Accumulo requires a Zookeeper as a prerequisite.
You can download one from here. Use a version greater than 3.3.X. Follow the instructions for setting up Zookeeper.
syncLimit=5
tickTime=2000
initLimit=10
maxClientCnxns=100
clientPort=2181
Note: After you have Zookeeper installed, you must ensure that the Zookeeper security group allows traffic from your Amazon EMR master and slave node security groups.
BUCKET="<YOUR_BUCKET>"
REGION="<YOUR_REGION>"
KEYPAIR="<YOUR_KEYPAIR>"
aws emr create-cluster --name Accumulo \
--ami-version 3.2.1 \
--region $REGION \
--ec2-attributes KeyName=$KEYPAIR \
--no-auto-terminate \
--instance-groups \
InstanceGroupType=MASTER,InstanceCount=1,InstanceType=m3.xlarge \
InstanceGroupType=CORE,InstanceCount=2,InstanceType=m3.xlarge \
--bootstrap-actions \
Name=Accumulo_bootstrap,\
Path="s3://elasticmapreduce/samples/accumulo/1.6.1/install-accumulo.sh",\
Args=["ZK_IPADDR,DBNAME,PASSWORD"] \
--log-uri "s3://BUCKETNAME/accumulo-logs/"

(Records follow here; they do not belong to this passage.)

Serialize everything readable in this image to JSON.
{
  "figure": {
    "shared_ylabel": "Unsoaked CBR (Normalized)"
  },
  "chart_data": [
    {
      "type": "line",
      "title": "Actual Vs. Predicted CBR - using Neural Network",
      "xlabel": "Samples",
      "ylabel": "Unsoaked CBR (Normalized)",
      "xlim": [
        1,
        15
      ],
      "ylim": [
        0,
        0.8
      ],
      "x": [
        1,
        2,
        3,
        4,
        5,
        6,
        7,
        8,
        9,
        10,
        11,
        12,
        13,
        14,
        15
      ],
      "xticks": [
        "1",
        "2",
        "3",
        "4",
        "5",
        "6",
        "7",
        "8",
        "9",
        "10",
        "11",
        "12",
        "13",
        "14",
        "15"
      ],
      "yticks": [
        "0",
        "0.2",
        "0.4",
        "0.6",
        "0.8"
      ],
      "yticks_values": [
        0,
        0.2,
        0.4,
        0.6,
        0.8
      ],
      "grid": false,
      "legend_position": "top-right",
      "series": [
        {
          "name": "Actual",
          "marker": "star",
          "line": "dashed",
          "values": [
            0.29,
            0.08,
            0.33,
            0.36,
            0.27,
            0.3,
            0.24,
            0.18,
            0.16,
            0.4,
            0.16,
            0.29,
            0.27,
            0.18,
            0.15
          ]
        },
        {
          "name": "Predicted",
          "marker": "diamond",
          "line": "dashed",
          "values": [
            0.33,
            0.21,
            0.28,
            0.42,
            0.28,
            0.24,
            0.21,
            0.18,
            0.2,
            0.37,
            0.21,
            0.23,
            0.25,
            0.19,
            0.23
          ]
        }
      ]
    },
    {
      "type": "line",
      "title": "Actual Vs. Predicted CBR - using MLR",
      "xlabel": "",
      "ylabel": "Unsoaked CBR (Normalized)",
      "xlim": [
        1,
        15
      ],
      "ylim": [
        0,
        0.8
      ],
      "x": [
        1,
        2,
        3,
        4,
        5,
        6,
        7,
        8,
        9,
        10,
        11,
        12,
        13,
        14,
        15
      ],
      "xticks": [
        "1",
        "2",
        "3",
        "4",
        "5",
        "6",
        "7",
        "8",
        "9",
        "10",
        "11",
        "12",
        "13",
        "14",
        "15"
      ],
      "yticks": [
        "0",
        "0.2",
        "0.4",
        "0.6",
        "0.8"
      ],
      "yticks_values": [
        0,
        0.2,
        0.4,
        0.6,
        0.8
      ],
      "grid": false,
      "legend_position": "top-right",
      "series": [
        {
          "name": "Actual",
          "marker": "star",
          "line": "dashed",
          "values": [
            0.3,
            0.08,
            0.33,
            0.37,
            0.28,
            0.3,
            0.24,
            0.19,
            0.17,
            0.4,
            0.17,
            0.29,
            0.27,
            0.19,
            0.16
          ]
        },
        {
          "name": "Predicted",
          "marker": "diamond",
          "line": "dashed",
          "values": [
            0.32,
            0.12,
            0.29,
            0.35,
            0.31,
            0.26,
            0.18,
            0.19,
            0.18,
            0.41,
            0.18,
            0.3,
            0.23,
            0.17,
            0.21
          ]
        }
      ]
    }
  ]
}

Note: To launch Accumulo 1.4.2 use bootstrap at s3://elasticmapreduce/samples/accumulo/1.4.2/install-accumulo.sh
ZK_IPADDR: IP address of a Zookeeper node
DBNAME: Name of the database that you would like to create in Accumulo
PASSWORD: Accumulo DB password
BUCKETNAME: Your Amazon S3 bucket name where the Amazon EMR logs will be uploaded
-
SSH to master node
-
Log into the accumulo shell:
$ ./bin/accumulo shell -u username -p password
- Create a table called 'hellotable':
username@instance> createtable hellotable
- Launch a Java program that inserts data with a BatchWriter:
accumulo/bin/accumulo org.apache.accumulo.examples.simple.helloworld.InsertWithBatchWriter \
-i big -z ZK_IPADDR -u root -p 1234 -t hellotable
ZK_IPADDR: IP address of a Zookeeper node
- To view the entries, use the shell to scan the table:
username@instance> table hellotable
username@instance hellotable> scan
- Or you can go to Accumulo UI (
http://[master-node]:50095/status
) and check that it shows 50k entries.